What the equal pay case in American football means for the sport

  • In a case that has implications for the sports world, the US Women Soccer Players Association recently won a settlement for discrimination and unequal pay.
  • There is still a long way to go before equal pay in sport, a sector in which the pay gap between men and women is widening year by year.
  • Research for the World Economic Forum shows that diversity and inclusion in sport increases its societal value.

After six years of legal action, the US Women Soccer Players Association recently won a settlement over discrimination and unequal pay. American football’s governing body agreed to pay $24 million and pledged to match salaries and bonuses to match the men’s team. The Association congratulated not only the lawyers but also the athletes themselves “for their historic success in the fight against decades of discrimination”. This is a big step towards equal pay for women in sport.

But there’s still a long way to go before the sports industry closes the gender pay gap. While the general gender pay gap has remained relatively constant over the past two decades, the sports pay gap has grown year over year. The difference in earnings between the highest paid male and female athletes in major sports such as football, basketball, tennis, golf or baseball can be staggering. For example, Golden State Warriors player Stephen Curry was on track to earn over $40 million in salary during the 2019-20 season. That same year, DeWanna Bonner, the WNBA’s highest-paid player, was entitled to a base salary of $127,500.

Statistics tend to show that there is less market and public interest in women’s sports competitions, leading to speculation that they generate less money. However, Dr Laura Claus from the UCL School of Management argued that “the market follows with the money athletes are paid. More salary for athletes makes them more attractive to the public, as evidenced by professional footballers. So you could say we have to pay women more first and then the market will even out.

Research for the World Economic Forum’s Power of Media initiative, published in a report due to launch in March 2022, shows that diversity and inclusion in sport brings increased societal value. The report will measure how well consumers see themselves represented in film and television, games, news and magazines, and sports, and whether these industries contribute to community and society.

Over the past five years, there have been more initiatives to support female athletes. Visa signed a groundbreaking agreement with the US Soccer Association in 2019 that allocated over 50% of funds to the women’s team. This created media coverage and discussion about investing in women’s sport. Such initiatives are important for creating debate and raising questions about equality issues. They also allow athletes to use their positions to seek greater equality.

While the general gender pay gap has remained relatively constant over the past two decades, the sports pay gap has grown year over year.

While the general gender pay gap has remained relatively constant over the past two decades, the sports pay gap has grown year over year.

Image: Adelphi University, New York

Over the past year, several sports organizations have contributed to investments that will have a positive impact on women’s sport. The Women’s National Basketball Association (NBA) declared a capital increase of $75 million through the sale of shares in the league. The Premier Hockey Federation has committed to investing $25 million in the women’s hockey league over the next few years to improve its overall positioning, competition and fan experience, with a focus on player salaries . The US Golf Association will increase the prize money for the Women’s Open to $10 million this year and $12 million over the next 5 years, nearly double the previous amount.

The COVID-19 pandemic and recent social and political unrest have created a deep sense of urgency for businesses to actively work to address inequality.

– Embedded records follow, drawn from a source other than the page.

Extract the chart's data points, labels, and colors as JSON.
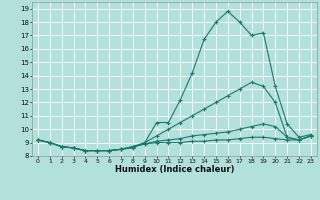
{
  "xlabel": "Humidex (Indice chaleur)",
  "background_color": "#b2e0db",
  "grid_color": "#ffffff",
  "line_color": "#1a7a6e",
  "xlim": [
    -0.5,
    23.5
  ],
  "ylim": [
    8.0,
    19.5
  ],
  "xticks": [
    0,
    1,
    2,
    3,
    4,
    5,
    6,
    7,
    8,
    9,
    10,
    11,
    12,
    13,
    14,
    15,
    16,
    17,
    18,
    19,
    20,
    21,
    22,
    23
  ],
  "yticks": [
    8,
    9,
    10,
    11,
    12,
    13,
    14,
    15,
    16,
    17,
    18,
    19
  ],
  "line1_x": [
    0,
    1,
    2,
    3,
    4,
    5,
    6,
    7,
    8,
    9,
    10,
    11,
    12,
    13,
    14,
    15,
    16,
    17,
    18,
    19,
    20,
    21,
    22,
    23
  ],
  "line1_y": [
    9.2,
    9.0,
    8.7,
    8.6,
    8.4,
    8.4,
    8.4,
    8.5,
    8.6,
    9.0,
    10.5,
    10.5,
    12.2,
    14.2,
    16.7,
    18.0,
    18.8,
    18.0,
    17.0,
    17.2,
    13.2,
    10.4,
    9.4,
    9.6
  ],
  "line2_x": [
    0,
    1,
    2,
    3,
    4,
    5,
    6,
    7,
    8,
    9,
    10,
    11,
    12,
    13,
    14,
    15,
    16,
    17,
    18,
    19,
    20,
    21,
    22,
    23
  ],
  "line2_y": [
    9.2,
    9.0,
    8.7,
    8.6,
    8.4,
    8.4,
    8.4,
    8.5,
    8.7,
    9.0,
    9.5,
    10.0,
    10.5,
    11.0,
    11.5,
    12.0,
    12.5,
    13.0,
    13.5,
    13.2,
    12.0,
    9.4,
    9.2,
    9.5
  ],
  "line3_x": [
    0,
    1,
    2,
    3,
    4,
    5,
    6,
    7,
    8,
    9,
    10,
    11,
    12,
    13,
    14,
    15,
    16,
    17,
    18,
    19,
    20,
    21,
    22,
    23
  ],
  "line3_y": [
    9.2,
    9.0,
    8.7,
    8.6,
    8.4,
    8.4,
    8.4,
    8.5,
    8.7,
    8.9,
    9.1,
    9.2,
    9.3,
    9.5,
    9.6,
    9.7,
    9.8,
    10.0,
    10.2,
    10.4,
    10.2,
    9.4,
    9.2,
    9.5
  ],
  "line4_x": [
    0,
    1,
    2,
    3,
    4,
    5,
    6,
    7,
    8,
    9,
    10,
    11,
    12,
    13,
    14,
    15,
    16,
    17,
    18,
    19,
    20,
    21,
    22,
    23
  ],
  "line4_y": [
    9.2,
    9.0,
    8.7,
    8.6,
    8.4,
    8.4,
    8.4,
    8.5,
    8.7,
    8.9,
    9.0,
    9.0,
    9.0,
    9.1,
    9.1,
    9.2,
    9.2,
    9.3,
    9.4,
    9.4,
    9.3,
    9.2,
    9.2,
    9.5
  ]
}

The Forum’s work on diversity, equality, inclusion and social justice is led by the New Economy and Society Platform, which focuses on building prosperous, inclusive and just economies and societies. In addition to its work on economic growth, recovery and transformation, labour, wages and job creation, and education, skills and learning, the Platform takes an integrated and holistic approach to diversity, equity, inclusion and social justice, and aims to combat exclusion, prejudice and discrimination based on race, gender, ability, sexual orientation and all other forms of human diversity.

The platform produces data, standards and information, such as the Global Gender Gap Report and the Diversity, Equity and Inclusion 4.0 Toolkit, and pilots or supports action initiatives, such as Partnering for Racial Justice in Business, The Valuable 500 – Closing the Disability Inclusion Gap, Hardwiring Gender Parity in the Future of Work, Closing the Gender Gap Country Accelerators, the Partnership for Global LGBTI Equality, the Community of Chief Diversity and Inclusion Officers and the Global Future Council on Equity and Social Justice.

The rules of American football have huge implications not just for football but for sports in general. Other sports will have to step up their efforts to achieve equality. As US Women’s Soccer Captain Megan Rapinoe said, “For us, this is just a huge win in making sure we not only right the wrongs of the past, but also prepare the next generation for something.” we dreamed of. We are truly in the midst of an incredible turning point in women’s sport.”

It is time for sports organizations, sponsors, leagues and international governing bodies to work together and achieve the goal of an equal, diverse and inclusive environment.